Morristown, N.J., May 20, 2002 In response to Standard and Poors' (S&P) proposed new measure of core earnings, Financial Executives International urged S&P to work with the Financial Accounting Standards Board on its current project addressing Reporting Financial Performance rather than introduce a new, untested measure on its own.



FEI expressed concern that the core earnings measure developed by S&P and announced last week oversimplifies the decisions that investors routinely make in analyzing reported earnings and valuing companies, and that its "one size fits all" approach will inherently bias the measure against certain types of industries and companies. 

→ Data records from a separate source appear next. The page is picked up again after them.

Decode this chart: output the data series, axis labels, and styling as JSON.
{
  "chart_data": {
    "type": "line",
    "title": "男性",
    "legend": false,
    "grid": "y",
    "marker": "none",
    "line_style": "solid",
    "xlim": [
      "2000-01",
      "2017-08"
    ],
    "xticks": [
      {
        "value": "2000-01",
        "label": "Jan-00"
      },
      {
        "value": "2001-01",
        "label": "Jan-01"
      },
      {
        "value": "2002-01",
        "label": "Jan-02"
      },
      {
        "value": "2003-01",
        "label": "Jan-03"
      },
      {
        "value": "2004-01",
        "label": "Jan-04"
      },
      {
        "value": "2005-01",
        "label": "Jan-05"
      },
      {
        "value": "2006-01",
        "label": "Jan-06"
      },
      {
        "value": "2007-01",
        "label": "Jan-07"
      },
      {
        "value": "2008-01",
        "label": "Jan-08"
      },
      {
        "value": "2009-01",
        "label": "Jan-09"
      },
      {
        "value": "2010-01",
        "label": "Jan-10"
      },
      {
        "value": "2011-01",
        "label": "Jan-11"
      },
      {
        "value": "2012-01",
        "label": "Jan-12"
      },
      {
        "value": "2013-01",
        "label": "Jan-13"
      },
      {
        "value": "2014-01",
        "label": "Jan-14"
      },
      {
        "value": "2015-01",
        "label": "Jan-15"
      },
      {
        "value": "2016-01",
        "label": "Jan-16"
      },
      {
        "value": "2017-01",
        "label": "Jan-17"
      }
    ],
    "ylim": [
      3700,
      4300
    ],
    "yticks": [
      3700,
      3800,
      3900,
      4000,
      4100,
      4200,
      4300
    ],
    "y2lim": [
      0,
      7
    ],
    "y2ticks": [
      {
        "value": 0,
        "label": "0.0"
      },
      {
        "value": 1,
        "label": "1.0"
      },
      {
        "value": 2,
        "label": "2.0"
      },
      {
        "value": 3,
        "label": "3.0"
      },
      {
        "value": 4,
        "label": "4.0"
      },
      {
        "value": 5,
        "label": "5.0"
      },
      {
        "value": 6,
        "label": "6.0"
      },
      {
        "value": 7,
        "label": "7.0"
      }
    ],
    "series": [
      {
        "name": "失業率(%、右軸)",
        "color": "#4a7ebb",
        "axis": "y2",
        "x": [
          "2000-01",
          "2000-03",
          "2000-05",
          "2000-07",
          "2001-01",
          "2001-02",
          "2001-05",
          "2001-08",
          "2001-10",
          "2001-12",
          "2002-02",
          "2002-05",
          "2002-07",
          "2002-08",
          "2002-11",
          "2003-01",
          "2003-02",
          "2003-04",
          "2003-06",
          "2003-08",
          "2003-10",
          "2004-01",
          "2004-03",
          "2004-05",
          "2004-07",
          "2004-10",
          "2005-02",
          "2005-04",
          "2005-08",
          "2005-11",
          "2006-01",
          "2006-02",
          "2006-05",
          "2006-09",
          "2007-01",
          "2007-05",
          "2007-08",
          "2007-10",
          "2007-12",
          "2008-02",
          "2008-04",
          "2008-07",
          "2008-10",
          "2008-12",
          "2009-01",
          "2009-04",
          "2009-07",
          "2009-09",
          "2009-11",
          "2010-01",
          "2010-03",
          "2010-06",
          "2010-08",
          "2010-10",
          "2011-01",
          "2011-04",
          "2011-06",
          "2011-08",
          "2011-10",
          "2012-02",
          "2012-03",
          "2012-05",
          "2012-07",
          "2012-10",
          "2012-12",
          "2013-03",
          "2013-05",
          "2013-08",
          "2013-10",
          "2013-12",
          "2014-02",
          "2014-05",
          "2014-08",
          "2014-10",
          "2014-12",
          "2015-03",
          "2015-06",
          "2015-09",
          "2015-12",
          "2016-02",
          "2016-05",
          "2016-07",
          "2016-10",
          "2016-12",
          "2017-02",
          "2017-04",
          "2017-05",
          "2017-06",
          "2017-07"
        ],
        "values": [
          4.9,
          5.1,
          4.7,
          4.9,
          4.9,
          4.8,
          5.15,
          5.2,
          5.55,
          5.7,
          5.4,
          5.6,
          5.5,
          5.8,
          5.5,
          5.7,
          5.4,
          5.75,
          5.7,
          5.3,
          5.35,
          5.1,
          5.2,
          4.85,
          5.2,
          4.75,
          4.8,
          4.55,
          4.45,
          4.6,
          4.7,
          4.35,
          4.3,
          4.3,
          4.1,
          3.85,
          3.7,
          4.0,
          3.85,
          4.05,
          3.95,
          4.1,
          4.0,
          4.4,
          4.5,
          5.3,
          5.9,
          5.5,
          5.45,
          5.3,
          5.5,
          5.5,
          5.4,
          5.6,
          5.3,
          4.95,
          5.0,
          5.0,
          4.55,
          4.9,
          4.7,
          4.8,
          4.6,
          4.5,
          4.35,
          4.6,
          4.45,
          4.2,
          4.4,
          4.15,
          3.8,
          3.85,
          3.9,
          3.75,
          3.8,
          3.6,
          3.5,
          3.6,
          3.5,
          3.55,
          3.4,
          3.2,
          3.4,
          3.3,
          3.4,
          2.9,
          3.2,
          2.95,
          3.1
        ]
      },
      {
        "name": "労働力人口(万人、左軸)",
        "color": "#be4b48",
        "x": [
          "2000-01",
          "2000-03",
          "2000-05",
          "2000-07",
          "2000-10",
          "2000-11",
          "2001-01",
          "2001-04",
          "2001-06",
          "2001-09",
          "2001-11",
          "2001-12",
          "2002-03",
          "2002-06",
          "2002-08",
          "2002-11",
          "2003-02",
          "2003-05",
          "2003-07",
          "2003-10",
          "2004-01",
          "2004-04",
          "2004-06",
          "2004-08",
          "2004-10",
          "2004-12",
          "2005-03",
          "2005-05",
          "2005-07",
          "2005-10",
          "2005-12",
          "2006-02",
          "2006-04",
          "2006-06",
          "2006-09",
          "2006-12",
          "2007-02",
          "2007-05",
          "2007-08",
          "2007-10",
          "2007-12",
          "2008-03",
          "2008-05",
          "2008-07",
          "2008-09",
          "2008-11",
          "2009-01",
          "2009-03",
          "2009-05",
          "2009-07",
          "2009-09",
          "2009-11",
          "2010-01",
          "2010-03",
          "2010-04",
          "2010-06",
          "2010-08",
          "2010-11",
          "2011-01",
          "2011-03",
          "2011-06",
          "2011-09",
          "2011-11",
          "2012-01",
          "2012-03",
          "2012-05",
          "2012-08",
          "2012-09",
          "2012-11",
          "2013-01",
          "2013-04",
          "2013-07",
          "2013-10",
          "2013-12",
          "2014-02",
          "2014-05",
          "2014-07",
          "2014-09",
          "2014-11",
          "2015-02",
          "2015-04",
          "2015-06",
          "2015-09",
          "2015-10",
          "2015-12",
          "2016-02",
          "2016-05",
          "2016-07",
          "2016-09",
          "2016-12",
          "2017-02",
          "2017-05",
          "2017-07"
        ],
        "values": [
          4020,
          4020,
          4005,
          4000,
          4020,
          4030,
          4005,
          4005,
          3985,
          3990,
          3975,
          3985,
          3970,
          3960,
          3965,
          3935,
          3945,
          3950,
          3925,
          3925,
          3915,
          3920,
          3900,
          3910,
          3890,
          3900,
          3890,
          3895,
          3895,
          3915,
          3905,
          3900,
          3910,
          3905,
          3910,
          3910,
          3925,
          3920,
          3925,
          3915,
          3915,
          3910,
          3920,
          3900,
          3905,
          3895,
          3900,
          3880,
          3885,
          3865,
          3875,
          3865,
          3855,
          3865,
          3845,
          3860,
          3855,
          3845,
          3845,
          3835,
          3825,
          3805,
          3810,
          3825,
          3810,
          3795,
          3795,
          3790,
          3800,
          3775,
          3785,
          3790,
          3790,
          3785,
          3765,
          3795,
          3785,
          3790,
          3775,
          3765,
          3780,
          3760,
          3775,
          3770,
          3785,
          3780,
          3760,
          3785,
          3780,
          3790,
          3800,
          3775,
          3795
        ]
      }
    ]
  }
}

FEI concerns with S&P's core earnings measure include:

  • Employee benefit costs included in S&P's core earnings do not reflect the funding status of benefit plans.  Accordingly, companies in vastly different positions relative to future payment obligations would look the same to investors.
  • Asset write-downs are included in core earnings but gains/losses on asset sales are not.  Because reversals of accounting write-downs are prohibited under GAAP, the proposed measure introduces a significant negative bias to the measure of core earnings.
  • Stock compensation expense is deducted from S&P's core earnings measure based on pro-forma information provided by companies under GAAP.  FEI notes that leading valuation experts have criticized the use of market-based option pricing models to value employee stock options. 
  •  S&P measure excludes one-time gains but not one-time losses (e.g., restructuring).  The inconsistency of this treatment is hard to understand.  Furthermore, the decision of whether gains are recurring or "one-time" is highly subjective. 

"The proliferation of different measures of core earnings is clear evidence our current system is flawed and needs to be overhauled," noted FEI President and CEO Philip B. Livingston. "We believe it is important that all interested parties, including S&P, work together to achieve this. Otherwise I'm afraid what S&P is doing will only add to the confusion."